Across this three-part series, you now have three logging mechanisms that provide visibility into your S3 environment for different use cases, as summarized in the following table.

Question Mechanism Part
How was data accessed? S3 server access logs Part 1
Who accessed it? S3 data events in CloudTrail Part 2
What metadata changes happened over time? S3 Metadata journal tables Part 3

Each mechanism serves a distinct purpose, and the right choice depends on your use case.

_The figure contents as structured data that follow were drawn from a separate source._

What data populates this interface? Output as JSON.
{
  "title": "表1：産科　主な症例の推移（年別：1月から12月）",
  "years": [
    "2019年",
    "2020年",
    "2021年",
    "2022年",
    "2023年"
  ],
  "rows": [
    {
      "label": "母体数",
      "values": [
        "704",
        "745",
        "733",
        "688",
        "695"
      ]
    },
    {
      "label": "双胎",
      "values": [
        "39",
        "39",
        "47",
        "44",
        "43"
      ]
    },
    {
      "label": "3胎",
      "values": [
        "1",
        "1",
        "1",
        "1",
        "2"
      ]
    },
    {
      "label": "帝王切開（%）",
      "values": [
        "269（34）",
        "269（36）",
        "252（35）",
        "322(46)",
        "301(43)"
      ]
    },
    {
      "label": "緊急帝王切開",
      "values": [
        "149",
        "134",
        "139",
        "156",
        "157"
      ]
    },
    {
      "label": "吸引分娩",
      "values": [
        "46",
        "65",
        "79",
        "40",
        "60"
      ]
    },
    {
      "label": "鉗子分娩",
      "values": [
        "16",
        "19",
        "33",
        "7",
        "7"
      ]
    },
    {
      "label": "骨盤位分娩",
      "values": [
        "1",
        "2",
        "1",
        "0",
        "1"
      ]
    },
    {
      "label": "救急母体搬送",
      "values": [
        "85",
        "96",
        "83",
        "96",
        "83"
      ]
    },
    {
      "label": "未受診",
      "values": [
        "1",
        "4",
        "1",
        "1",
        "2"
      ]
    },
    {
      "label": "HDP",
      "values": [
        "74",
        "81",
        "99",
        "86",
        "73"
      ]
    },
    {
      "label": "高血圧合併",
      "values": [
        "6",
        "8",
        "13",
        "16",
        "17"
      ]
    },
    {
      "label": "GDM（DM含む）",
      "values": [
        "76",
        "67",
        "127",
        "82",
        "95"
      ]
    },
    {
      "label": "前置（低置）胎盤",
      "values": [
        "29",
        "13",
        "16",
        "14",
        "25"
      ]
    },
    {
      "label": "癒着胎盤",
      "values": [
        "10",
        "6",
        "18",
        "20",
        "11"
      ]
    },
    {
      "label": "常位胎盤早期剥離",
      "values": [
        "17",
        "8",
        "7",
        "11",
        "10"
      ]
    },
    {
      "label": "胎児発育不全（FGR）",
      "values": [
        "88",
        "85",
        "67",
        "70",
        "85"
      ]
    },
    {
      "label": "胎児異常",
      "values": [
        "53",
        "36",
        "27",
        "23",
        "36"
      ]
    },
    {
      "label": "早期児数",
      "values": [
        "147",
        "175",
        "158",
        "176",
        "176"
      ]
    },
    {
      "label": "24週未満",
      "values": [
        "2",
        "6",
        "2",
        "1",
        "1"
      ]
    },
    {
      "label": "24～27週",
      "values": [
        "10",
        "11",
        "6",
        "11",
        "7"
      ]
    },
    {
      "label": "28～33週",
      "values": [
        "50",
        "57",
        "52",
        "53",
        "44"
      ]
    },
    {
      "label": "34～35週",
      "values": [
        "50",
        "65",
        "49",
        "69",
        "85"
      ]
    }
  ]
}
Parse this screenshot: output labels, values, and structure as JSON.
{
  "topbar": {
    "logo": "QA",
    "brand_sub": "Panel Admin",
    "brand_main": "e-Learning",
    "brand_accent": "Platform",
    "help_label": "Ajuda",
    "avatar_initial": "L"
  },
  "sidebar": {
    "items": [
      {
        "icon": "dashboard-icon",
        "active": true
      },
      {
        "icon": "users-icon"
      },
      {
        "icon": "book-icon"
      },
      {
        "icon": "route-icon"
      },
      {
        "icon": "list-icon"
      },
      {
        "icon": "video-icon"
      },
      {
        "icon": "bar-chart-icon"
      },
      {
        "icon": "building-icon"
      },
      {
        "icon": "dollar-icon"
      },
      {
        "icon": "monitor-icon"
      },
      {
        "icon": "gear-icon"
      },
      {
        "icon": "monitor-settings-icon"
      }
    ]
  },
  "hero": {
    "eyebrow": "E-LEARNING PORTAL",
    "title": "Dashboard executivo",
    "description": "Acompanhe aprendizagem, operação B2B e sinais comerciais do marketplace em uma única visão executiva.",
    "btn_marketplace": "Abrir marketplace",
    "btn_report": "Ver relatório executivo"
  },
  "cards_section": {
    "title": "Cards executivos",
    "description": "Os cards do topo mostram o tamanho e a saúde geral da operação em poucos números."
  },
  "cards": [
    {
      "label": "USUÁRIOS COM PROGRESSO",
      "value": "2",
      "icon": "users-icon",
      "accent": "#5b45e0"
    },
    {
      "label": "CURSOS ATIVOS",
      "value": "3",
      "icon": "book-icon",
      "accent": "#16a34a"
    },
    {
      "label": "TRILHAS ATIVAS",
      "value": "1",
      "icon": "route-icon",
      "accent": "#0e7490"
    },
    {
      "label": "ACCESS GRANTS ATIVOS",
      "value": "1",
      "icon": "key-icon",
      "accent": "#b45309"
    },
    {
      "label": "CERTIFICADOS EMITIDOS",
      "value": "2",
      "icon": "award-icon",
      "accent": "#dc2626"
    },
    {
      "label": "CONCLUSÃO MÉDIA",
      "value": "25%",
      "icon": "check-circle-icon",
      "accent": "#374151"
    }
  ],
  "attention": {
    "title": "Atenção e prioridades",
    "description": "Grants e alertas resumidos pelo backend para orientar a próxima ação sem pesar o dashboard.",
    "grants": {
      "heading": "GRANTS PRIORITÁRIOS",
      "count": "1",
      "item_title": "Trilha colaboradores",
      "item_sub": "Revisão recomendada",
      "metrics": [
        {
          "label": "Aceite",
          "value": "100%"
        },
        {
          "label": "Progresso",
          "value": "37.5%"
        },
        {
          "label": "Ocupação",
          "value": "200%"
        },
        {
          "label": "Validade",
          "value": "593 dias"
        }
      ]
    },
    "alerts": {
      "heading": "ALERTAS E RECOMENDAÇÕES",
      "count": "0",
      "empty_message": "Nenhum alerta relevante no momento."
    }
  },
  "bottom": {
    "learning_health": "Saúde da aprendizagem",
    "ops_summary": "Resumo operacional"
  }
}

Use server access logs when you need HTTP-level tracking, performance metrics, and cost attribution. Use CloudTrail S3 data events when user identity, compliance auditing, or security investigations are the priorities. Use Metadata journal tables when you need to track object state changes for storage optimization and governance.

For complete audit coverage, implement all three—server access logs capture request-level details, S3 data events in CloudTrail provide the identity context, and Metadata journal tables track the object lifecycle. Together, they can transform your centralized logging repository into a high-performance analytical engine that turns compliance requirements from an operational burden into a strategic advantage.